Darum müssen wir uns jetzt damit beschäftigen und politische Maßnahmen treffen.

(Karl Schultheis [SPD]: Welche?)

Unser Minister hat gerade schon hervorgehoben:

Die Gesellschaft schrumpft, sie wird älter und bunter. Die Folge daraus ist: Wir haben ein Land des langen Lebens.

(Karl Schultheis [SPD]: Das ist ja eine ganz neue Erkenntnis!)

Ein weiterer Aspekt des demografischen Wandels ist die Tatsache, dass die Entwicklungen regional sehr unterschiedlich stattfinden. Wir alle haben den Bericht der Bertelsmann Stiftung gelesen. Darin steht, dass es Regionen wie zum Beispiel Aachen gibt, die noch deutlich wachsen, und andere, die schrumpfen. Darauf stellen sich die Kommunen vor Ort ein und entwickeln passgenaue Lösungen. Die meisten Kommunen, Frau Altenkamp, schreien eben nicht nur „Staat, was tust du für mich?", sondern sie werden selbst aktiv und handeln. Genau das ist doch das Wichtige vor Ort.

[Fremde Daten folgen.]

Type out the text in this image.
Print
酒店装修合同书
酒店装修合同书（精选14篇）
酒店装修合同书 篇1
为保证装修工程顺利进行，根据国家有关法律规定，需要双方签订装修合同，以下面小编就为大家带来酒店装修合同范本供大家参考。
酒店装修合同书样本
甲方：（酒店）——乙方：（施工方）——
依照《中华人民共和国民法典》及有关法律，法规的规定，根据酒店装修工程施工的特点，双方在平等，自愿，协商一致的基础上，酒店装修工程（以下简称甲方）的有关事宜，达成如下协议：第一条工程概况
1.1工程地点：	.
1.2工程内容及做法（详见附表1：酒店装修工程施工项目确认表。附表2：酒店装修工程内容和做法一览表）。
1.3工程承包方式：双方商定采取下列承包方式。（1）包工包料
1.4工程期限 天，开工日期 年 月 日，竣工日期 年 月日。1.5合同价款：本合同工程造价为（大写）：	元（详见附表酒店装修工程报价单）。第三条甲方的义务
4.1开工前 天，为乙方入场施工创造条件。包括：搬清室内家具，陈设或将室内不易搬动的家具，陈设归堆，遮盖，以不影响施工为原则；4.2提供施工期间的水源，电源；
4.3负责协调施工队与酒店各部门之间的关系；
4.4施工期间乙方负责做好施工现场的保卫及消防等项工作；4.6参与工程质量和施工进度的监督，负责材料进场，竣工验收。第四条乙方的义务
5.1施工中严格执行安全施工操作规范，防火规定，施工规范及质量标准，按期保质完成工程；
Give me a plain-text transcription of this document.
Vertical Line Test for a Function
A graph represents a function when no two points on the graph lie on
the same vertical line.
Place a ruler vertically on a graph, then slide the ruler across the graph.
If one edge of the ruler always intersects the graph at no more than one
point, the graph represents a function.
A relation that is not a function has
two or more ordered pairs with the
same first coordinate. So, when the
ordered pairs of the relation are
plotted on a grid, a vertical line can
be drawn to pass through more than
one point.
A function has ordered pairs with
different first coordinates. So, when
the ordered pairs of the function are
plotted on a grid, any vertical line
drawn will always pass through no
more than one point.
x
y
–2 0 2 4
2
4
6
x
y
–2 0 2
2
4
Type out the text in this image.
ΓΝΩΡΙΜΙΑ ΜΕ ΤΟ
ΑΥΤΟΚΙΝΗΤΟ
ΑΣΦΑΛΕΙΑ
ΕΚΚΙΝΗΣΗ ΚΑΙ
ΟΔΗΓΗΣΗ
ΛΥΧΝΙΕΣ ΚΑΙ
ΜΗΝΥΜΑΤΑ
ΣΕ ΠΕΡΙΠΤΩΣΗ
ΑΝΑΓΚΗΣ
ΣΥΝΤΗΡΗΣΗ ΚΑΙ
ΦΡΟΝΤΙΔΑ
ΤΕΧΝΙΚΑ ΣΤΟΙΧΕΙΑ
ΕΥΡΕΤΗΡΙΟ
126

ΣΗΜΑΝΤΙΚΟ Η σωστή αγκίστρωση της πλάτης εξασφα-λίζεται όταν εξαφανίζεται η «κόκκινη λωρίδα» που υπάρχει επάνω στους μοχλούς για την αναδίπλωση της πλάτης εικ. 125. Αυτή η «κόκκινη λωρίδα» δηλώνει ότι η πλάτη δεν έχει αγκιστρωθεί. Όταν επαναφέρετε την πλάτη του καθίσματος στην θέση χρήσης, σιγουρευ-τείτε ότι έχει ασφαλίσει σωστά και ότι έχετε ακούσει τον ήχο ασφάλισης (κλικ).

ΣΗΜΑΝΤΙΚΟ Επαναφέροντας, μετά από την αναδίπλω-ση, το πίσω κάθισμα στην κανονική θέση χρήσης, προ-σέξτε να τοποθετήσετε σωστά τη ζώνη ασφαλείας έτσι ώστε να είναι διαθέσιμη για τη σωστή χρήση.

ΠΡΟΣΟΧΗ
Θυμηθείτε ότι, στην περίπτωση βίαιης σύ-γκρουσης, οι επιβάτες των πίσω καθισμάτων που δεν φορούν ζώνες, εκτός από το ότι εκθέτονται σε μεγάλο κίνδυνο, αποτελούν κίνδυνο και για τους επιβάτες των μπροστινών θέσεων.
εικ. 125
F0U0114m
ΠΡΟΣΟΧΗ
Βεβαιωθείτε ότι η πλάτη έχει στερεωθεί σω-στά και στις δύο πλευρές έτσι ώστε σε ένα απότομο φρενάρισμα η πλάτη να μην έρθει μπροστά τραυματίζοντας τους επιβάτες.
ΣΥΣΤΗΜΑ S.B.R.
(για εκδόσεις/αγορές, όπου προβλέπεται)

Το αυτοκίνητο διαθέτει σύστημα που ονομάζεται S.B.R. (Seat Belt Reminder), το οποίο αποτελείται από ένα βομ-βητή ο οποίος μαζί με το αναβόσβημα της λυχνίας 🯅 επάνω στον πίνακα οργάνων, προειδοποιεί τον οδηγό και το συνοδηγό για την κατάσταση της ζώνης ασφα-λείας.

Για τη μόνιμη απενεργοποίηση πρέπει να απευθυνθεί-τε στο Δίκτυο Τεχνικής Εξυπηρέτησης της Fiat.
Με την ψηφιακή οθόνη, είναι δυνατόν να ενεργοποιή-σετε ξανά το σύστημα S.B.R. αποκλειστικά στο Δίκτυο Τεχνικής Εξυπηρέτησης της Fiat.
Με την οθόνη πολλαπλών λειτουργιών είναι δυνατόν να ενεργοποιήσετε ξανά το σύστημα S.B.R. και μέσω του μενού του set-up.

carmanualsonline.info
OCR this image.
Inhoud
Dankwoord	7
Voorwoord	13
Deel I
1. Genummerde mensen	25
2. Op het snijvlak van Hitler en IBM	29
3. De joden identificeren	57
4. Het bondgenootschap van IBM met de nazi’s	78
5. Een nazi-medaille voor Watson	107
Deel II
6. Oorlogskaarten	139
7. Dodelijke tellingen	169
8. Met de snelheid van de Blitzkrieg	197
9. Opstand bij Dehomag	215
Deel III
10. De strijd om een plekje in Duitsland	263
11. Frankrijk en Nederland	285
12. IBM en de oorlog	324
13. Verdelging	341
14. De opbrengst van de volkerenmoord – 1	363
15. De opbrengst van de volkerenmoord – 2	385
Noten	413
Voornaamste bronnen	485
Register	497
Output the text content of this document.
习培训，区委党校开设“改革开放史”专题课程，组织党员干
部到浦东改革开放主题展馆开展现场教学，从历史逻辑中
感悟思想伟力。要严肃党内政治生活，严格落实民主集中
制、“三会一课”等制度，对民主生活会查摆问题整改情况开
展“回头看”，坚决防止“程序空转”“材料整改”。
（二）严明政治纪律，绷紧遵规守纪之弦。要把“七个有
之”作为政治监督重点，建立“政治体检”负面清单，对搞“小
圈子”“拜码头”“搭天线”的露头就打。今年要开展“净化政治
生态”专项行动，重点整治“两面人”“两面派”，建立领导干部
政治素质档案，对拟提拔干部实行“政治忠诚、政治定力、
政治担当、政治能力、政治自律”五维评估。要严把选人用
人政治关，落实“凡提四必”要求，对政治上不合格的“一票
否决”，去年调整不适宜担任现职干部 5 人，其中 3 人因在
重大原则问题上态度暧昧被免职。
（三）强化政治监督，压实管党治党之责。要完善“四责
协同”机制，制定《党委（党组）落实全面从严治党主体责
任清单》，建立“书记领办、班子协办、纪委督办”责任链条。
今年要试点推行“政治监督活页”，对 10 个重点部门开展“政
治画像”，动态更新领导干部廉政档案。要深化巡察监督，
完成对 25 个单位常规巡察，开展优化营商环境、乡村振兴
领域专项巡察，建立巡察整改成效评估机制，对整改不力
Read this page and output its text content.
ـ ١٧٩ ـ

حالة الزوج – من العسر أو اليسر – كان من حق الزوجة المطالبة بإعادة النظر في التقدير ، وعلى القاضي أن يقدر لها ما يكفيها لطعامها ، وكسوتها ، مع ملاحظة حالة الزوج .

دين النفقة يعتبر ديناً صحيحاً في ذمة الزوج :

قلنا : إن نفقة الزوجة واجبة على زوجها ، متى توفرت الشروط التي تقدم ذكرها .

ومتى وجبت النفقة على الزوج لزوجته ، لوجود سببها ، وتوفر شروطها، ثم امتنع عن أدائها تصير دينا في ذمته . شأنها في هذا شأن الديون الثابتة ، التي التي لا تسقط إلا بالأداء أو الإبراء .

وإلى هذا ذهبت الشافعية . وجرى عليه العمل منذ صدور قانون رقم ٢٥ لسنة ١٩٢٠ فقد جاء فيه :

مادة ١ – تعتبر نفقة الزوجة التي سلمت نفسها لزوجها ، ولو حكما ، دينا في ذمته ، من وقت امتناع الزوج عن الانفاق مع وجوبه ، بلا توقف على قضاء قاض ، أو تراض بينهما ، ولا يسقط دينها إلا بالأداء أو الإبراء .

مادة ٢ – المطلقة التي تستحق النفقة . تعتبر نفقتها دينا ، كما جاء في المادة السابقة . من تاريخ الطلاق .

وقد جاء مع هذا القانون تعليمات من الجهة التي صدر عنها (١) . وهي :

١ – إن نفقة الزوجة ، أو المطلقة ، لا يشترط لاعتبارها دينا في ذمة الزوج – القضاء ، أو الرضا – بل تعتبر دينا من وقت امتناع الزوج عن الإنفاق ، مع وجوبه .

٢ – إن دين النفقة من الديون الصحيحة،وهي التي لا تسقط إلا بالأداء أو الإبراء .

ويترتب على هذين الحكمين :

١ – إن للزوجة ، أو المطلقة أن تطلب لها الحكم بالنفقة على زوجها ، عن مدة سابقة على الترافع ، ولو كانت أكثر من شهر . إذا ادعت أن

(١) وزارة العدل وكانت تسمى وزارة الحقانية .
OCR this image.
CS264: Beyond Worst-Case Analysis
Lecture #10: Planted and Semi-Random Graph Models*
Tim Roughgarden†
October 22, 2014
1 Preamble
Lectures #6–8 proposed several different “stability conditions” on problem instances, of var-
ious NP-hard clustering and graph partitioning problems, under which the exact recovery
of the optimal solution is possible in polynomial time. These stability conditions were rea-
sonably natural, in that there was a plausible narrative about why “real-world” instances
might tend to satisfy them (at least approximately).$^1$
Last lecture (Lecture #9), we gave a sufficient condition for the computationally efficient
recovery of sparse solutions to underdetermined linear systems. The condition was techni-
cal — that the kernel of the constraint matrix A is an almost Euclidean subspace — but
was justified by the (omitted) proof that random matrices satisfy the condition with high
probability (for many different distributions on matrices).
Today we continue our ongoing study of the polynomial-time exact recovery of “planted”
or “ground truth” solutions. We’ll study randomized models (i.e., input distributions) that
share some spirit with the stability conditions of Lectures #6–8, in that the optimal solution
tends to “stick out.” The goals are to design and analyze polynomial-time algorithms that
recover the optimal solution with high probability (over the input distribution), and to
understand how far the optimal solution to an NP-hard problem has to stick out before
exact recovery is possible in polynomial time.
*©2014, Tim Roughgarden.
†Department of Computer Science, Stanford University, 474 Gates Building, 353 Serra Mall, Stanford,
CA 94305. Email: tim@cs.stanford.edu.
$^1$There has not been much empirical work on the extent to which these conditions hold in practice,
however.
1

(Beifall von der CDU ­ Britta Altenkamp [SPD]: Wenn Sie auf diese Landesregierung warten, dann kippen Sie um! ­ Weitere Zurufe von der SPD)

Meine Damen und Herren, alle Generationen, ob Jung oder Alt, sollen an unserer Gesellschaft teilhaben. Das ist eine wichtige politische Aufgabe. Hierbei gilt es vor allen Dingen, die Familien in unserem Land zu stärken. Sie sind das Fundament unserer Gesellschaft, unserer sozialen Marktwirtschaft und der Garant für unsere Zukunft.

(Beifall von der CDU)

Genau hier haben CDU und FDP die Weichen gestellt: 1.500 neu geschaffene Familienzentren. Das ist doch Unterstützung der Kommunen vor Ort.

(Beifall von der CDU)

Haben Sie eigentlich die Augen immer geschlossen, wenn Sie durchs Land gehen? Hier unterstützen wir Eltern in ihrer schwierigen Aufgabe der Erziehung, Bildung und Betreuung ihrer Kinder.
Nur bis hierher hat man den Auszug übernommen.